Two gas bulbs A and B are connected by a tube having a stopcock. Bulb A has a volume of 100 mL and contains hydrogen. After opening the gas from A to the evacuated bulb B, the pressure falls down by 40%. The volume (mL) of B must be:
A. 75
B. 150
C. 125
D. 200

Answer 1

Hint – Let the initial pressure in bulb A be P. Then, pressure falls down by 40%, so final pressure will ${P_f} = \dfrac{{40}}{{100}}P$ and then assume the initial volume be V (volume of bulb B) and then final volume is (100 + V), then use Boyle's Law to solve.

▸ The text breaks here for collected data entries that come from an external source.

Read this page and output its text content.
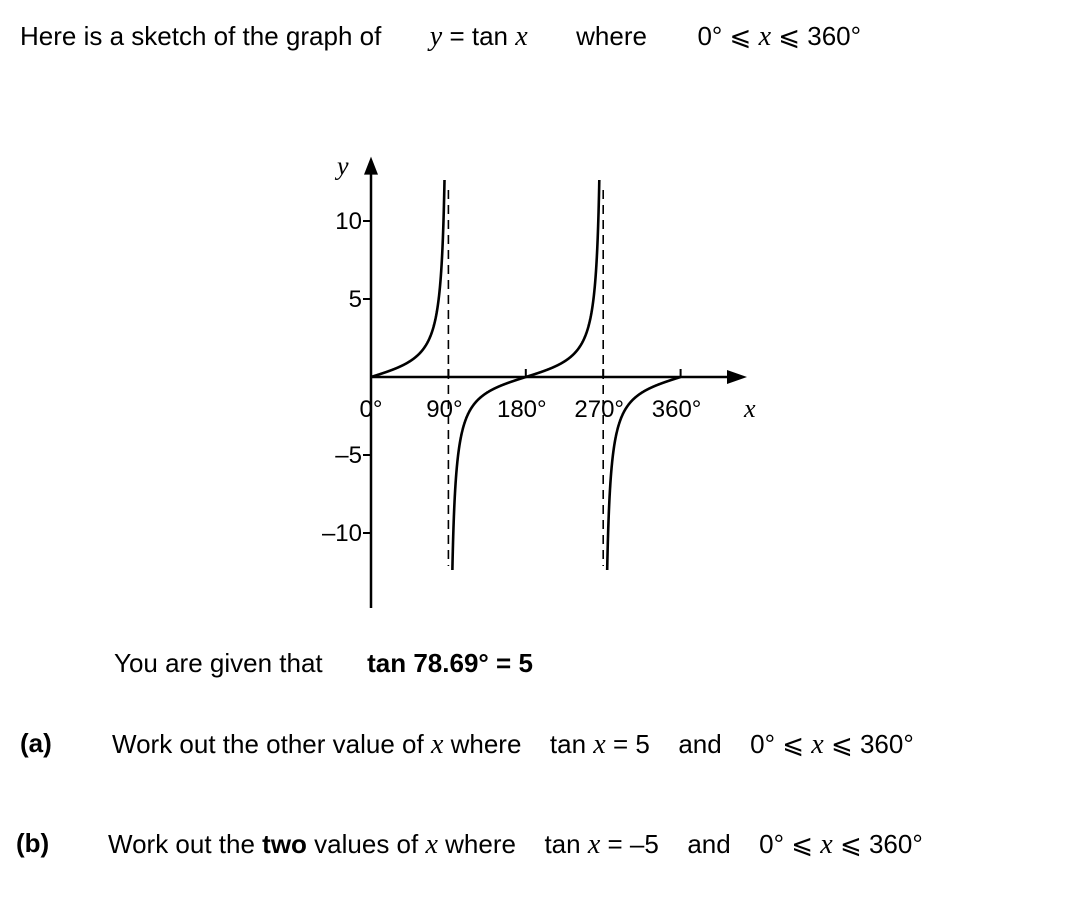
Here is a sketch of the graph of y = tan x where 0° ⩽ x ⩽ 360°
y
x
10
5
–5
–10
0° 90° 180° 270° 360°
You are given that tan 78.69° = 5
(a) Work out the other value of x where tan x = 5 and 0° ⩽ x ⩽ 360°
(b) Work out the two values of x where tan x = –5 and 0° ⩽ x ⩽ 360°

Formula used - ${P_i}{V_i} = {P_f}{V_f}$

Complete answer:
We have been given that two gas bulbs A and B are connected by a tube having a stopcock.
Volume of bulb A = 100 mL
Also, given that pressure falls down by 40% after opening.
So, let us assume the initial pressure in bulb A be P and initial volume be V, i.e. volume of bulb B.
Now, as the pressure falls down to 40 % of the initial pressure, so we can write-
${P_f} = \dfrac{{40}}{{100}}P$
Also, the final volume will be (100 + V) mL
Now, using the Boyle’s Law-
${P_i}{V_i} = {P_f}{V_f}$
Here, Pi is the initial pressure, Pf is the final pressure, Vi is the initial volume and Vf is the final volume.
So, putting the values in the formula, we get-
$P \times 100 = \dfrac{{40}}{{100}}P \times (100 + V) \\\ \Rightarrow 100 = \dfrac{2}{5}(100 + V) \\\ \Rightarrow 100 \times 5 = 200 + 2V \\\ \Rightarrow 500 - 200 = 2V \\\ \therefore V = \dfrac{{300}}{2} = 150 \\\$
Therefore, the volume of bulb B is 150 mL.

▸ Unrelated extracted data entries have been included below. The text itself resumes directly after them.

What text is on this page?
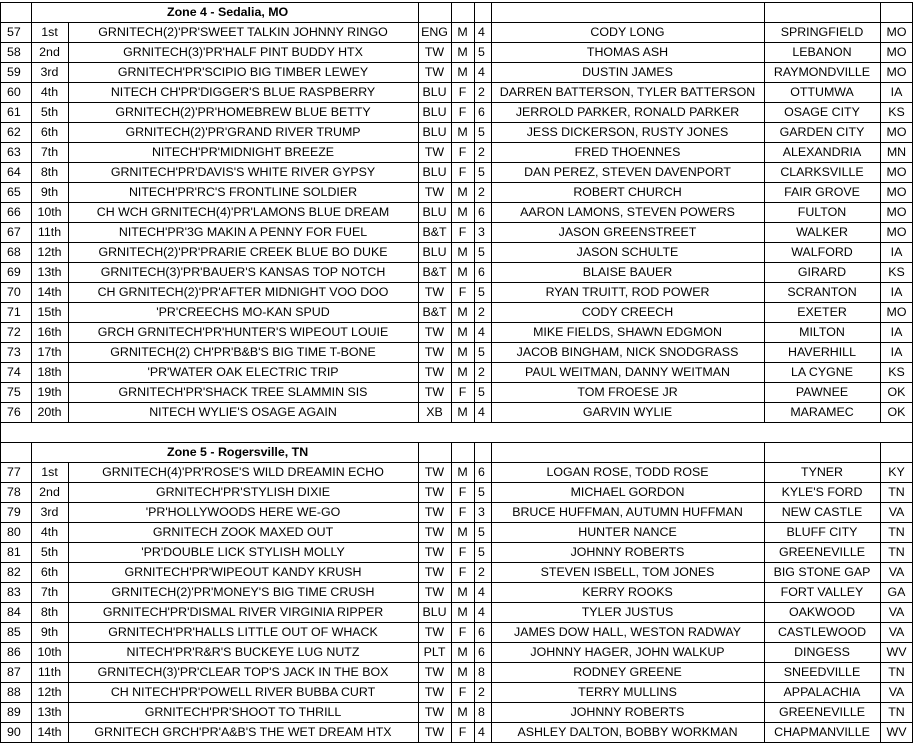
Zone 4 - Sedalia, MO
57	1st	GRNITECH(2)'PR'SWEET TALKIN JOHNNY RINGO	ENG M 4	CODY LONG	SPRINGFIELD	MO
58	2nd	GRNITECH(3)'PR'HALF PINT BUDDY HTX	TW	M 5	THOMAS ASH	LEBANON	MO
59	3rd	GRNITECH'PR'SCIPIO BIG TIMBER LEWEY	TW	M 4	DUSTIN JAMES	RAYMONDVILLE	MO
60	4th	NITECH CH'PR'DIGGER'S BLUE RASPBERRY	BLU F 2	DARREN BATTERSON, TYLER BATTERSON	OTTUMWA	IA
61	5th	GRNITECH(2)'PR'HOMEBREW BLUE BETTY	BLU F 6	JERROLD PARKER, RONALD PARKER	OSAGE CITY	KS
62	6th	GRNITECH(2)'PR'GRAND RIVER TRUMP	BLU M 5	JESS DICKERSON, RUSTY JONES	GARDEN CITY	MO
63	7th	NITECH'PR'MIDNIGHT BREEZE	TW	F 2	FRED THOENNES	ALEXANDRIA	MN
64	8th	GRNITECH'PR'DAVIS'S WHITE RIVER GYPSY	BLU F 5	DAN PEREZ, STEVEN DAVENPORT	CLARKSVILLE	MO
65	9th	NITECH'PR'RC'S FRONTLINE SOLDIER	TW	M 2	ROBERT CHURCH	FAIR GROVE	MO
66	10th	CH WCH GRNITECH(4)'PR'LAMONS BLUE DREAM	BLU M 6	AARON LAMONS, STEVEN POWERS	FULTON	MO
67	11th	NITECH'PR'3G MAKIN A PENNY FOR FUEL	B&T F 3	JASON GREENSTREET	WALKER	MO
68	12th	GRNITECH(2)'PR'PRARIE CREEK BLUE BO DUKE	BLU M 5	JASON SCHULTE	WALFORD	IA
69	13th	GRNITECH(3)'PR'BAUER'S KANSAS TOP NOTCH	B&T M 6	BLAISE BAUER	GIRARD	KS
70	14th	CH GRNITECH(2)'PR'AFTER MIDNIGHT VOO DOO	TW	F 5	RYAN TRUITT, ROD POWER	SCRANTON	IA
71	15th	'PR'CREECHS MO-KAN SPUD	B&T M 2	CODY CREECH	EXETER	MO
72	16th	GRCH GRNITECH'PR'HUNTER'S WIPEOUT LOUIE	TW	M 4	MIKE FIELDS, SHAWN EDGMON	MILTON	IA
73	17th	GRNITECH(2) CH'PR'B&B'S BIG TIME T-BONE	TW	M 5	JACOB BINGHAM, NICK SNODGRASS	HAVERHILL	IA
74	18th	'PR'WATER OAK ELECTRIC TRIP	TW	M 2	PAUL WEITMAN, DANNY WEITMAN	LA CYGNE	KS
75	19th	GRNITECH'PR'SHACK TREE SLAMMIN SIS	TW	F 5	TOM FROESE JR	PAWNEE	OK
76	20th	NITECH WYLIE'S OSAGE AGAIN	XB	M 4	GARVIN WYLIE	MARAMEC	OK
Zone 5 - Rogersville, TN
77	1st	GRNITECH(4)'PR'ROSE'S WILD DREAMIN ECHO	TW	M 6	LOGAN ROSE, TODD ROSE	TYNER	KY
78	2nd	GRNITECH'PR'STYLISH DIXIE	TW	F 5	MICHAEL GORDON	KYLE'S FORD	TN
79	3rd	'PR'HOLLYWOODS HERE WE-GO	TW	F 3	BRUCE HUFFMAN, AUTUMN HUFFMAN	NEW CASTLE	VA
80	4th	GRNITECH ZOOK MAXED OUT	TW	M 5	HUNTER NANCE	BLUFF CITY	TN
81	5th	'PR'DOUBLE LICK STYLISH MOLLY	TW	F 5	JOHNNY ROBERTS	GREENEVILLE	TN
82	6th	GRNITECH'PR'WIPEOUT KANDY KRUSH	TW	F 2	STEVEN ISBELL, TOM JONES	BIG STONE GAP	VA
83	7th	GRNITECH(2)'PR'MONEY'S BIG TIME CRUSH	TW	M 4	KERRY ROOKS	FORT VALLEY	GA
84	8th	GRNITECH'PR'DISMAL RIVER VIRGINIA RIPPER	BLU M 4	TYLER JUSTUS	OAKWOOD	VA
85	9th	GRNITECH'PR'HALLS LITTLE OUT OF WHACK	TW	F 6	JAMES DOW HALL, WESTON RADWAY	CASTLEWOOD	VA
86	10th	NITECH'PR'R&R'S BUCKEYE LUG NUTZ	PLT M 6	JOHNNY HAGER, JOHN WALKUP	DINGESS	WV
87	11th	GRNITECH(3)'PR'CLEAR TOP'S JACK IN THE BOX	TW	M 8	RODNEY GREENE	SNEEDVILLE	TN
88	12th	CH NITECH'PR'POWELL RIVER BUBBA CURT	TW	F 2	TERRY MULLINS	APPALACHIA	VA
89	13th	GRNITECH'PR'SHOOT TO THRILL	TW	M 8	JOHNNY ROBERTS	GREENEVILLE	TN
90	14th	GRNITECH GRCH'PR'A&B'S THE WET DREAM HTX	TW	F 4	ASHLEY DALTON, BOBBY WORKMAN	CHAPMANVILLE	WV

Hence, the correct option is B.

Note – Whenever solving such types of questions then always write down the things given in the question, then use the formula as mentioned in the solution to find the value of the volume in mL, as the volume of A is 100 mL, and if the volume of B is V, then after opening the volume will be the sum of (100 + V), and also there is decrease in pressure. So, in this way we have found out the volume of B.